蜜汁已经被舔完,羊都已经不再舔了,她还是没开口。
半晌之后,她缓过劲来,朝着林凡咧嘴一笑。
“就这,有本事你弄死我!”
“你弄不死我,定叫你百倍奉还!”
啪啪啪!
林凡拍着手,笑容不减。
“硬骨头啊,我最喜欢了。”
林凡开始在木屋里转悠起来,手掌抚过一个个刑具。
只能说现在的人想象力还是太过贫瘠,不是毒药就是鞭子。
他拿起一个瓷瓶,橘红赶忙上前,小心翼翼地接过,低声解释起来。
“姑爷,这是肠穿肚烂丸。
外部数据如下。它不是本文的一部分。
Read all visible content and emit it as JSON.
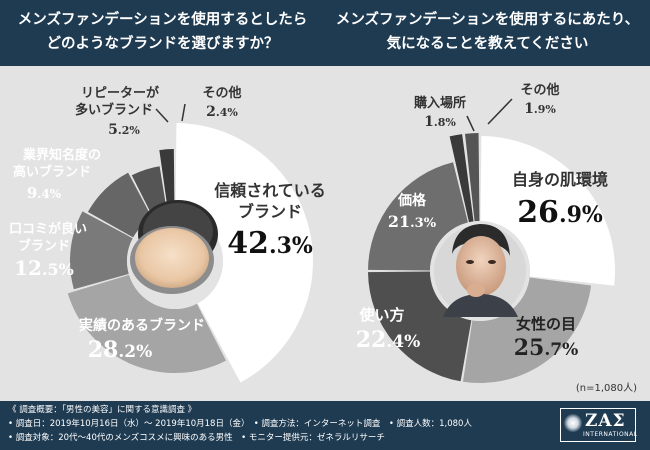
{
  "header": {
    "left_title_line1": "メンズファンデーションを使用するとしたら",
    "left_title_line2": "どのようなブランドを選びますか？",
    "right_title_line1": "メンズファンデーションを使用するにあたり、",
    "right_title_line2": "気になることを教えてください"
  },
  "sample_note": "(n=1,080人)",
  "colors": {
    "navy": "#1f3b52",
    "white_slice": "#ffffff",
    "dark_gray": "#4f4f4f",
    "medium_gray": "#7a7a7a",
    "light_gray": "#a5a5a5",
    "panel_bg": "#e3e3e3"
  },
  "chart_data": [
    {
      "type": "pie",
      "title": "どのようなブランドを選びますか？",
      "slices": [
        {
          "label": "信頼されているブランド",
          "value": 42.3
        },
        {
          "label": "実績のあるブランド",
          "value": 28.2
        },
        {
          "label": "口コミが良いブランド",
          "value": 12.5
        },
        {
          "label": "業界知名度の高いブランド",
          "value": 9.4
        },
        {
          "label": "リピーターが多いブランド",
          "value": 5.2
        },
        {
          "label": "その他",
          "value": 2.4
        }
      ]
    },
    {
      "type": "pie",
      "title": "気になること",
      "slices": [
        {
          "label": "自身の肌環境",
          "value": 26.9
        },
        {
          "label": "女性の目",
          "value": 25.7
        },
        {
          "label": "使い方",
          "value": 22.4
        },
        {
          "label": "価格",
          "value": 21.3
        },
        {
          "label": "購入場所",
          "value": 1.8
        },
        {
          "label": "その他",
          "value": 1.9
        }
      ]
    }
  ],
  "footer": {
    "line1": "《 調査概要：「男性の美容」に関する意識調査 》",
    "line2": "• 調査日：2019年10月16日（水）～ 2019年10月18日（金）　• 調査方法：インターネット調査　• 調査人数：1,080人",
    "line3": "• 調査対象：20代～40代のメンズコスメに興味のある男性　• モニター提供元：ゼネラルリサーチ",
    "logo_text": "ZAΣ",
    "logo_sub": "INTERNATIONAL"
  }
}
”
“吃了之后肠穿肚烂,疼痛半个时辰才会死。”
“中间辅以参汤,更能让她坚持两个时辰以上。是要用这个吗?”
小兰偏过头去,闭上了眼。
“来呀,不就是几个时辰吗?”
“我皱一下眉头,我就是你生的!”
“你看,咱们的这位明显不喜欢啊。”
林凡悠悠地说着,全然没顾橘红和那几名负责行刑的家丁难看的表情。
“姑爷,我这里还有一个法子。”
家丁咽了口唾沫,突然站了出来,眼神无比坚定,伸手从桌上拿出巴掌大小薄如蝉翼的小刀。
“小人祖上是在宫中的,练的是净身和凌迟的手法。”
“小人不才,没得真传,拿生猪肉试过,最多两百刀。”
“但小人有能耐,让她在两百刀内把话全都说出来。”
凌迟?
听到这个,饶是小兰眼神中都蹦出一抹惧意,不过很快她就把这抹恐惧压了下去。
大不了就是一死。
林凡想了想那个画面,打了个寒颤,连连摆手。
“不行不行,你这个做法太残忍了。”
啊?
听着姑爷的话,家丁看了看一旁还在那儿舔舌头的羊。
咱俩之间,到底谁残忍?
林凡摸索着下巴,突然打了个响指。
“我这里,有一个办法。”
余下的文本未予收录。